Am Samstagmorgen erwache ich aus einem traumlose Schlaf. Es ist alles wie immer, aber trotzdem fühle ich mich leer. Wie so oft, wenn ich ihren Brief gelesen habe. Tage danach geht es mir meist schlecht, aber das Leben geht weiter. Es muss weitergehen. Sven ist deshalb auch nicht sauer, weil ich ihm absage. Ich kann nicht unter Menschen. Ich will keine Musik hören und schon gar nicht in ihre freudigen Gesichter blicken. Lange bleibe ich ihm Bett und starre an die Decke. Irgendwann hole ich mir dann doch ein Wasser und ein trockenes Toast. Das Wasser leere ich mit einem Zug, doch das Toast lasse ich liegen. So zieht sich mein Wochenende. Ich habe viel geschlafen, Wein getrunken und Filme geschaut. Jedoch hat keine einzige Träne meine Augen verlassen.

Montagmorgen klingelt der Wecker zur alt bekannten Uhrzeit.
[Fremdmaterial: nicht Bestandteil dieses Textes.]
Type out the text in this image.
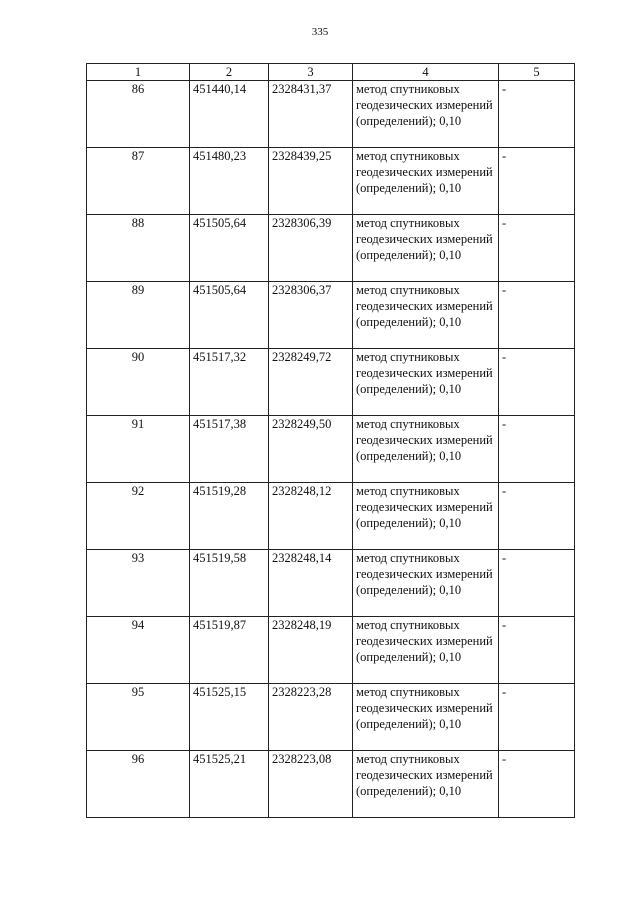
335
1	2	3	4	5
86	451440,14	2328431,37	метод спутниковых геодезических измерений (определений); 0,10	-
87	451480,23	2328439,25	метод спутниковых геодезических измерений (определений); 0,10	-
88	451505,64	2328306,39	метод спутниковых геодезических измерений (определений); 0,10	-
89	451505,64	2328306,37	метод спутниковых геодезических измерений (определений); 0,10	-
90	451517,32	2328249,72	метод спутниковых геодезических измерений (определений); 0,10	-
91	451517,38	2328249,50	метод спутниковых геодезических измерений (определений); 0,10	-
92	451519,28	2328248,12	метод спутниковых геодезических измерений (определений); 0,10	-
93	451519,58	2328248,14	метод спутниковых геодезических измерений (определений); 0,10	-
94	451519,87	2328248,19	метод спутниковых геодезических измерений (определений); 0,10	-
95	451525,15	2328223,28	метод спутниковых геодезических измерений (определений); 0,10	-
96	451525,21	2328223,08	метод спутниковых геодезических измерений (определений); 0,10	-
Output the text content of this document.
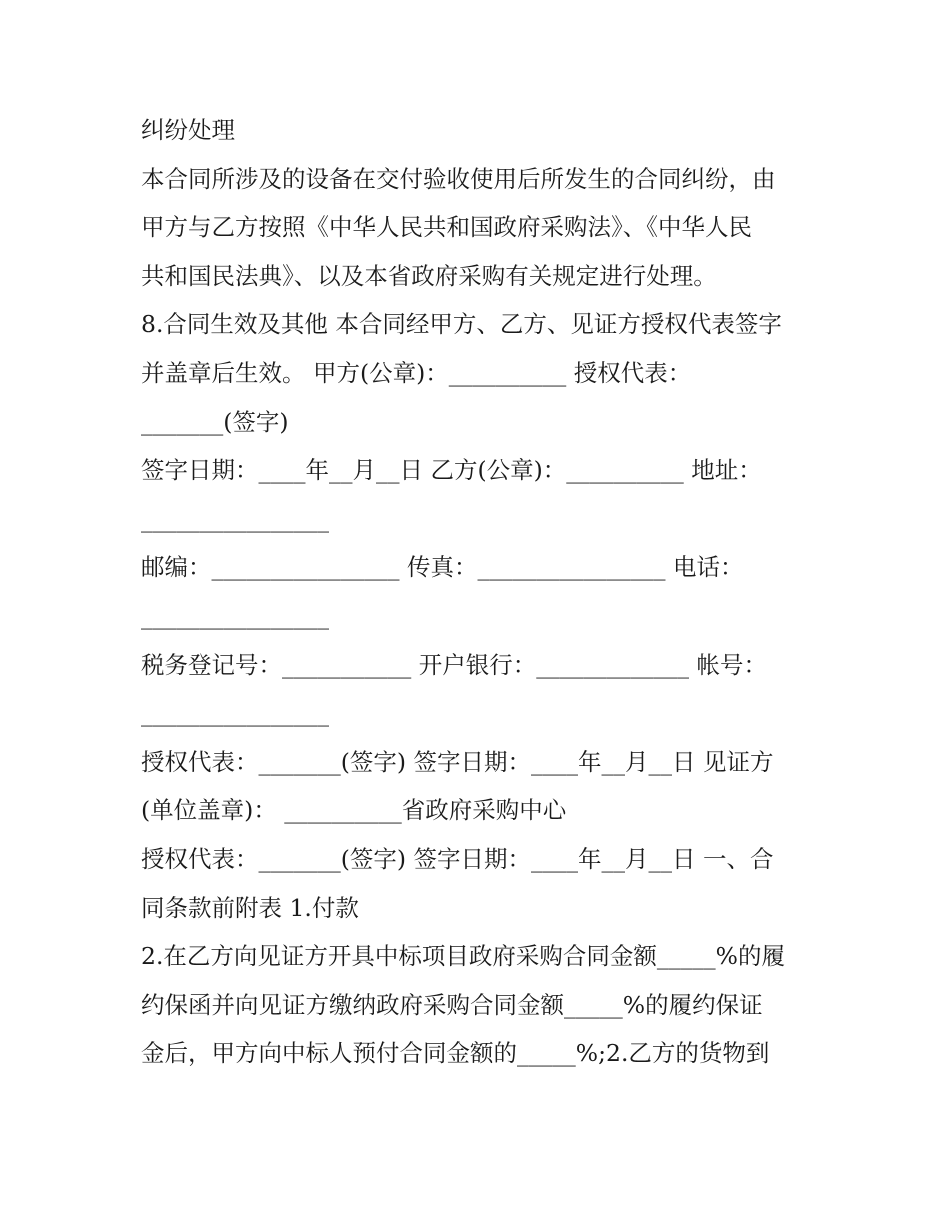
纠纷处理
本合同所涉及的设备在交付验收使用后所发生的合同纠纷，由
甲方与乙方按照《中华人民共和国政府采购法》、《中华人民
共和国民法典》、以及本省政府采购有关规定进行处理。
8.合同生效及其他 本合同经甲方、乙方、见证方授权代表签字
并盖章后生效。 甲方(公章)：__________ 授权代表：
_______(签字)
签字日期：____年__月__日 乙方(公章)：__________ 地址：
________________
邮编：________________ 传真：________________ 电话：
________________
税务登记号：___________ 开户银行：_____________ 帐号：
________________
授权代表：_______(签字) 签字日期：____年__月__日 见证方
(单位盖章)： __________省政府采购中心
授权代表：_______(签字) 签字日期：____年__月__日 一、合
同条款前附表 1.付款
2.在乙方向见证方开具中标项目政府采购合同金额_____%的履
约保函并向见证方缴纳政府采购合同金额_____%的履约保证
金后，甲方向中标人预付合同金额的_____%;2.乙方的货物到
Heute bleibe ich länger liegen, als gedacht. Zehn Mal habe ich überlegt, ob ich auf die Arbeit soll oder nicht. Ich muss, das weiß ich. „Hey Süße. Wie gehts dir?", begrüßt mich Sven vorsichtig, als ich dann doch unser Büro betrete und meine Tasche auf den Boden fallenlasse. Ich gehe auf ihn zu und kralle mich an ihm fest. Meinen Klos im Hals versuche ich so gut es geht, herunterzuschlucken. Hier möchte ich nicht weinen. Er drückt mich ein Stück von sich weg und mustert mich besorgt. „Ich habe dir all deine Lieblingsnaschereien besorgt. Ich dachte du könntest sie gebrauchen. Sind in deiner Schublade.", flüstert er liebevoll und drückt einen Kuss auf meine Stirn. Ich lächle schwach und antworte: „Danke Sven. Du bist der Beste." Dankbar lächle ich ihn an und falle ihm gleich nochmal um den Hals. Was würde ich nur ohne ihn tun?